Economie

« Nous n’avons pas imaginé une taxe, ni créé des tracasseries à Nguéli »: Dga des douanes

« Nous n’avons pas imaginé une taxe, ni créé des tracasseries à Nguéli »: Dga des douanes 1

Le directeur général adjoint des services des douanes et des droits indirects Djérambété Justin dément les allégations des opérateurs économiques de ’’l’augmentation généralisée des tarifs douaniers et de l’interconnexion des systèmes douaniers tchadiens et camerounais (Sydonia et Camsis).
Il y a quelques jours, un groupe d’opérateurs économiques accuse les services des douanes de déblayage dans les activités des importateurs, exportateurs et transitaires occasionnant le blocus au port de Nguéli. Des ’’allégations mensongères’’ balayées d’un revers de mains par le directeur général adjoint des services des douanes et des droits indirects Djérambété Justin. « Le tarif des douanes est une nomenclature qui, en plus d’un code numérique contient trois colonnes, reprenant pour les pays membres de la Cemac les droits et taxes à l’importation. Il n’émane pas des seules autorités tchadiennes, moins encore d’un directeur général des douanes. La nouveauté cette année c’est que nous avons implanté dans le système Sydonia la version 2017 du tarif import alors que jusque-là nous étions à la version 2007 », précise Djérambété Justin. Selon lui, cette opération a permis « la transcription intégrale des dispositions douanières des lois des finances dont la principale exigence ressentie par les opérateurs économiques est l’introduction d’un taux de 15% de l’acompte sur les sociétés pour inciter les opérateurs du secteur informel à basculer dans le formel pour bénéficier de l’ancien taux de 4% ». Et que les nouvelles taxes ne le sont que de noms. « Ces nouvelles taxes ont été instituées par des lois de finances et la douane les a paramétrer dans le système de telle manière qu’elles prennent en compte toutes les taxes douanières ».
D’après le Dga les mesures de blocage du Sydonia est dû au non-respect par les commissionnaires en douanes agréés de leurs engagements vis-à-vis de l’administration douanière. « L’administration continue à leur accordé des avantages mais dès que les marchandises sont sorties personne ne revient régulariser la situation.
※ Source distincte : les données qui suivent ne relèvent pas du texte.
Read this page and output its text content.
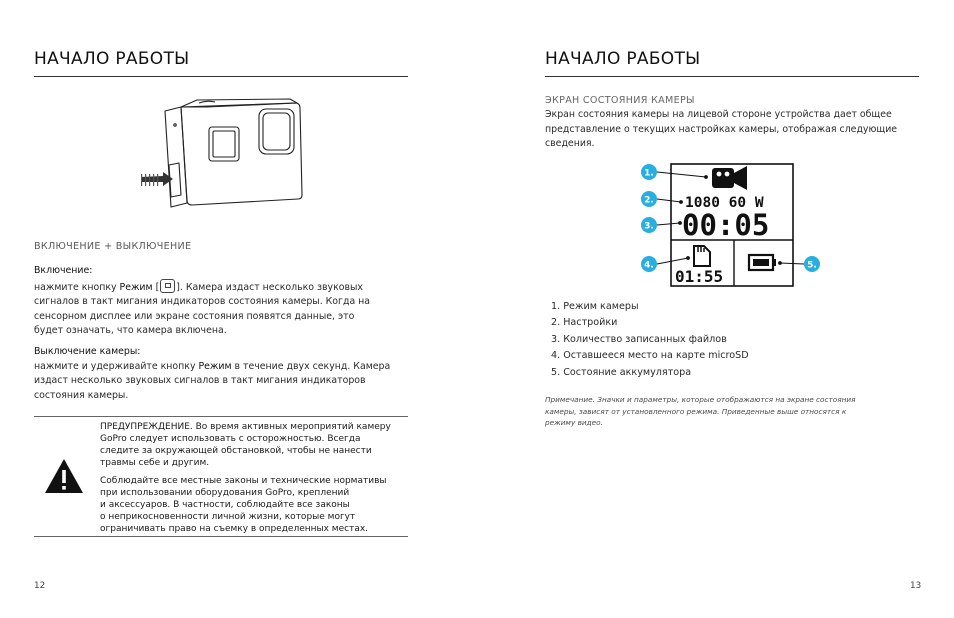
НАЧАЛО РАБОТЫ
ВКЛЮЧЕНИЕ + ВЫКЛЮЧЕНИЕ
Включение:
нажмите кнопку Режим [ ]. Камера издаст несколько звуковых
сигналов в такт мигания индикаторов состояния камеры. Когда на
сенсорном дисплее или экране состояния появятся данные, это
будет означать, что камера включена.
Выключение камеры:
нажмите и удерживайте кнопку Режим в течение двух секунд. Камера
издаст несколько звуковых сигналов в такт мигания индикаторов
состояния камеры.
ПРЕДУПРЕЖДЕНИЕ. Во время активных мероприятий камеру
GoPro следует использовать с осторожностью. Всегда
следите за окружающей обстановкой, чтобы не нанести
травмы себе и другим.
Соблюдайте все местные законы и технические нормативы
при использовании оборудования GoPro, креплений
и аксессуаров. В частности, соблюдайте все законы
о неприкосновенности личной жизни, которые могут
ограничивать право на съемку в определенных местах.
12
НАЧАЛО РАБОТЫ
ЭКРАН СОСТОЯНИЯ КАМЕРЫ
Экран состояния камеры на лицевой стороне устройства дает общее
представление о текущих настройках камеры, отображая следующие
сведения.
1080 60 W
00:05
01:55
1.
2.
3.
4.	5.
1. Режим камеры
2. Настройки
3. Количество записанных файлов
4. Оставшееся место на карте microSD
5. Состояние аккумулятора
Примечание. Значки и параметры, которые отображаются на экране состояния
камеры, зависят от установленного режима. Приведенные выше относятся к
режиму видео.
13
Nous avons constaté qu’il y a des enlèvements directs et des soumissions qui ne sont pas régularisés pour certains des années et des impayés qui se chiffrent à 10 milliards. Dès lors, il fallait chercher les causes pour voir s’il s’agit de la faute de l’administration ou des opérateurs et situer la responsabilité », ajoute-t-il.
C’est alors après une correspondance aux opérateurs économiques leur donnant une mise en demeure de trois jours le mois dernier sans suite sans suite que la direction générale des services des douanes et des droits indirects a décidé de suspendre les d’accès de certains transitaires qui, d’après le Dga font aujourd’hui palabre. « Au niveau de Nguéli, certainement le paramétrage a amené les gens à se poser beaucoup de questions. Nous leur avons répondu que la porte de la direction est grandement ouverte pour des concertations. C’est une reforme que la douane est en train de mettre en œuvre. Nous sommes obligés d’avancer avec les autres dans le cadre de l’intégration économique que nous aimons tous de notre vœu », renchérit Djérambété Justin.